Shriberg E, Bates R, Stolcke A, Taylor P, Jurafsky D, Ries K, Coccaro N, Martin R, Meteer M, van Ess-Dykema C
SRI International, Menlo Park, CA 94025, USA.
Lang Speech. 1998 Jul-Dec;41 ( Pt 3-4):443-92. doi: 10.1177/002383099804100410.
Identifying whether an utterance is a statement, question, greeting, and so forth is integral to effective automatic understanding of natural dialog. Little is known, however, about how such dialog acts (DAs) can be automatically classified in truly natural conversation. This study asks whether current approaches, which use mainly word information, could be improved by adding prosodic information. The study is based on more than 1000 conversations from the Switchboard corpus. DAs were hand-annotated, and prosodic features (duration, pause, F0, energy, and speaking rate) were automatically extracted for each DA. In training, decision trees based on these features were inferred; trees were then applied to unseen test data to evaluate performance. Performance was evaluated for prosody models alone, and after combining the prosody models with word information--either from true words or from the output of an automatic speech recognizer. For an overall classification task, as well as three subtasks, prosody made significant contributions to classification. Feature-specific analyses further revealed that although canonical features (such as F0 for questions) were important, less obvious features could compensate if canonical features were removed. Finally, in each task, integrating the prosodic model with a DA-specific statistical language model improved performance over that of the language model alone, especially for the case of recognized words. Results suggest that DAs are redundantly marked in natural conversation, and that a variety of automatically extractable prosodic features could aid dialog processing in speech applications.

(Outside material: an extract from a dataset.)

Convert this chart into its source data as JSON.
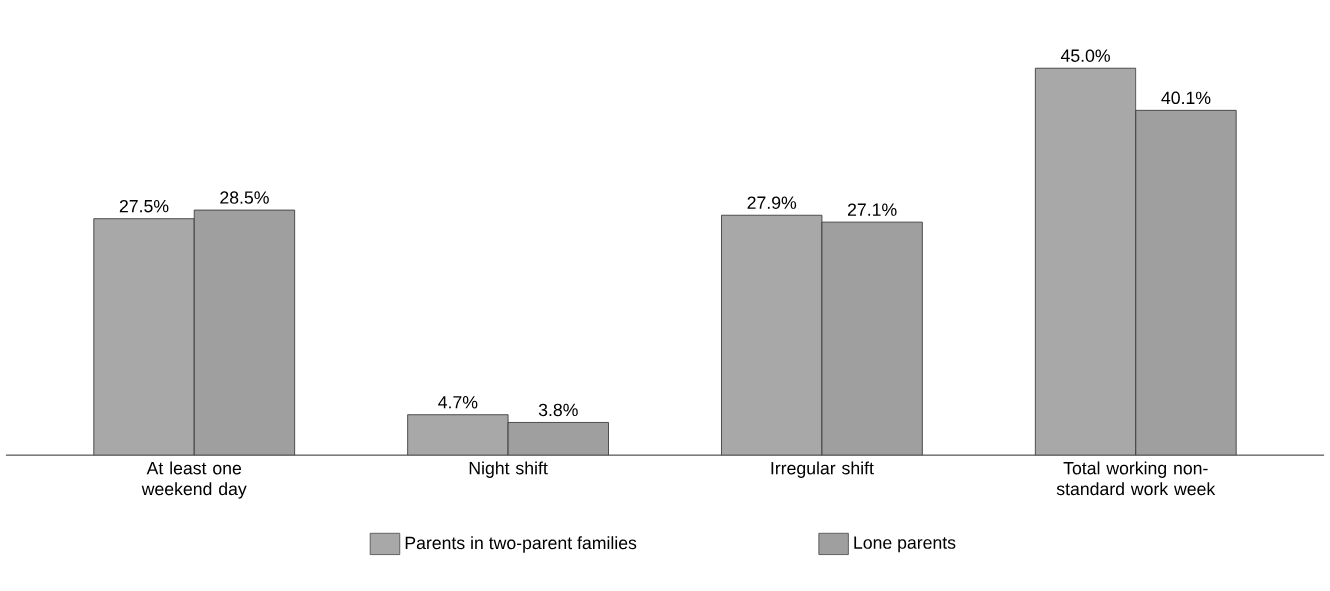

识别一句话是陈述、疑问、问候等对于有效地自动理解自然对话至关重要。然而,对于如何在真正的自然对话中自动分类这些对话行为(DAs),人们了解得很少。本研究探讨了主要使用单词信息的当前方法是否可以通过添加韵律信息得到改进。该研究基于Switchboard语料库中的1000多个对话。对话行为进行了人工标注,并为每个对话行为自动提取了韵律特征(时长、停顿、基频、能量和语速)。在训练中,基于这些特征推断决策树;然后将树应用于未见过的测试数据以评估性能。单独评估韵律模型的性能,并在将韵律模型与单词信息(来自真实单词或自动语音识别器的输出)相结合之后进行评估。对于总体分类任务以及三个子任务,韵律对分类做出了重大贡献。特定特征分析进一步表明,虽然典型特征(如疑问的基频)很重要,但如果去除典型特征,不太明显的特征也可以起到补偿作用。最后,在每个任务中,将韵律模型与特定对话行为的统计语言模型相结合,相比于单独的语言模型提高了性能,特别是对于识别出的单词的情况。结果表明,对话行为在自然对话中被冗余标记,并且各种可自动提取的韵律特征可以帮助语音应用中的对话处理。